Congressional Reporter
When Sen. Lisa Murkowski (R-AK) voted to convict Donald Trump at his impeachment trial after the Jan. 6 insurrection, she did so knowing full well that it could end her political career.
Less than two years later, Alaskans voted to send Murkowski back to Washington for a fourth six-year term: She defeated her Trump-backed rival, fellow Republican Kelly Tshibaka.
Under Alaska’s system of ranked choice voting, Murkowski won a majority of votes after supporters of Democratic candidate Pat Chesbro, who finished third, ranked the incumbent senator as their second choice.
That system, as well as Alaska’s elimination of a closed partisan primary, was instrumental in helping Murkowski weather a zealous Republican revolt not just over her vote to convict Trump but years of votes that have infuriated the conservative faithful—such as her opposition to repealing Obamacare and to confirming Brett Kavanaugh to the Supreme Court.
Winning over a broad swath of independent-minded Alaska voters with her record on infrastructure projects and local issues, Murkowski demonstrated the limited appeal of a MAGA-fueled grievance campaign, even in a state Trump carried twice.
“I have always been a coalition builder,” Murkowski told The Daily Beast during an October interview in Anchorage. “In any campaign that I’ve been part of, it’s been about, how do we broaden our community here—not just catering to a partisan base.”
Murkowski’s victory is a blow to Trump, and Tshibaka’s loss will be one of the biggest failures of his 2022 vengeance campaign to oust Republicans who have broken with him.

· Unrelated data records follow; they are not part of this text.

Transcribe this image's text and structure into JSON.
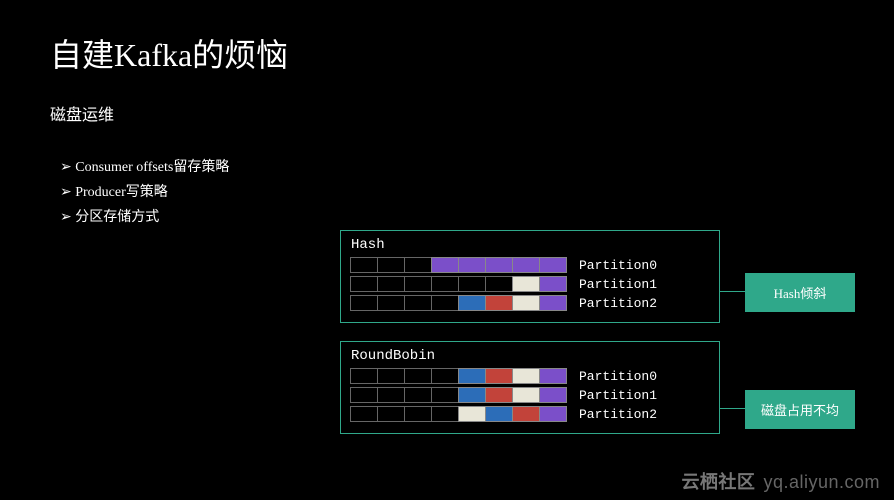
{
  "title": "自建Kafka的烦恼",
  "subtitle": "磁盘运维",
  "bullets": [
    "Consumer offsets留存策略",
    "Producer写策略",
    "分区存储方式"
  ],
  "sections": [
    {
      "label": "Hash",
      "rows": [
        {
          "cells": [
            "empty",
            "empty",
            "empty",
            "purple",
            "purple",
            "purple",
            "purple",
            "purple"
          ],
          "plabel": "Partition0"
        },
        {
          "cells": [
            "empty",
            "empty",
            "empty",
            "empty",
            "empty",
            "empty",
            "white",
            "purple"
          ],
          "plabel": "Partition1"
        },
        {
          "cells": [
            "empty",
            "empty",
            "empty",
            "empty",
            "blue",
            "red",
            "white",
            "purple"
          ],
          "plabel": "Partition2"
        }
      ],
      "tag": "Hash倾斜"
    },
    {
      "label": "RoundBobin",
      "rows": [
        {
          "cells": [
            "empty",
            "empty",
            "empty",
            "empty",
            "blue",
            "red",
            "white",
            "purple"
          ],
          "plabel": "Partition0"
        },
        {
          "cells": [
            "empty",
            "empty",
            "empty",
            "empty",
            "blue",
            "red",
            "white",
            "purple"
          ],
          "plabel": "Partition1"
        },
        {
          "cells": [
            "empty",
            "empty",
            "empty",
            "empty",
            "white",
            "blue",
            "red",
            "purple"
          ],
          "plabel": "Partition2"
        }
      ],
      "tag": "磁盘占用不均"
    }
  ],
  "watermark": {
    "cn": "云栖社区",
    "url": "yq.aliyun.com"
  }
}
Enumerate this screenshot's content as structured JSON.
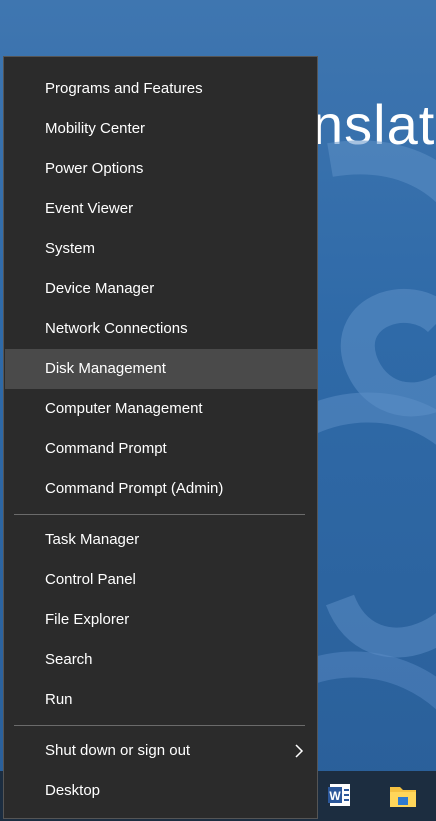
{
  "desktop": {
    "wallpaper_text": "nslato"
  },
  "menu": {
    "group1": [
      {
        "label": "Programs and Features",
        "name": "menu-item-programs-and-features",
        "active": false
      },
      {
        "label": "Mobility Center",
        "name": "menu-item-mobility-center",
        "active": false
      },
      {
        "label": "Power Options",
        "name": "menu-item-power-options",
        "active": false
      },
      {
        "label": "Event Viewer",
        "name": "menu-item-event-viewer",
        "active": false
      },
      {
        "label": "System",
        "name": "menu-item-system",
        "active": false
      },
      {
        "label": "Device Manager",
        "name": "menu-item-device-manager",
        "active": false
      },
      {
        "label": "Network Connections",
        "name": "menu-item-network-connections",
        "active": false
      },
      {
        "label": "Disk Management",
        "name": "menu-item-disk-management",
        "active": true
      },
      {
        "label": "Computer Management",
        "name": "menu-item-computer-management",
        "active": false
      },
      {
        "label": "Command Prompt",
        "name": "menu-item-command-prompt",
        "active": false
      },
      {
        "label": "Command Prompt (Admin)",
        "name": "menu-item-command-prompt-admin",
        "active": false
      }
    ],
    "group2": [
      {
        "label": "Task Manager",
        "name": "menu-item-task-manager",
        "active": false
      },
      {
        "label": "Control Panel",
        "name": "menu-item-control-panel",
        "active": false
      },
      {
        "label": "File Explorer",
        "name": "menu-item-file-explorer",
        "active": false
      },
      {
        "label": "Search",
        "name": "menu-item-search",
        "active": false
      },
      {
        "label": "Run",
        "name": "menu-item-run",
        "active": false
      }
    ],
    "group3": [
      {
        "label": "Shut down or sign out",
        "name": "menu-item-shut-down-or-sign-out",
        "active": false,
        "has_submenu": true
      },
      {
        "label": "Desktop",
        "name": "menu-item-desktop",
        "active": false
      }
    ]
  },
  "taskbar": {
    "icons": [
      "word-icon",
      "file-explorer-icon"
    ]
  },
  "colors": {
    "menu_bg": "#2b2b2b",
    "menu_hover": "#4a4a4a",
    "menu_text": "#ffffff",
    "wallpaper": "#2f6aa8",
    "taskbar": "#1c2d40"
  }
}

It’s also a victory for Trump’s biggest enemy in the GOP: Minority Leader Mitch McConnell (R-KY).
Though Alaska was irrelevant to the battle for control of the Senate, McConnell, through his super PAC, spent nearly $7 million on TV ads attacking Tshibaka on her record as a government official. His involvement enraged many Alaska Republicans and Tshibaka herself, who called his efforts “un-American” and said that McConnell was trying to buy a vote he could control.
Although Tshibaka raised more than $4 million, her allies in the Trump wing of the party never contributed the cash to help her blunt McConnell’s air war. In the home stretch of the race, with Tshibaka’s momentum fading, Murkowski—intentionally or not—trolled her many conservative haters by endorsing Rep. Mary Peltola, a Democrat, for Alaska’s House race.
With her victory, Murkowski will spend another six years taking votes that, at times, frustrate members of both parties, including the Republican who spent so heavily to keep her in office. Regardless of who controls the White House or Senate, Murkowski is poised to remain a key player in brokering deals like the $1 trillion bipartisan infrastructure law that passed last year.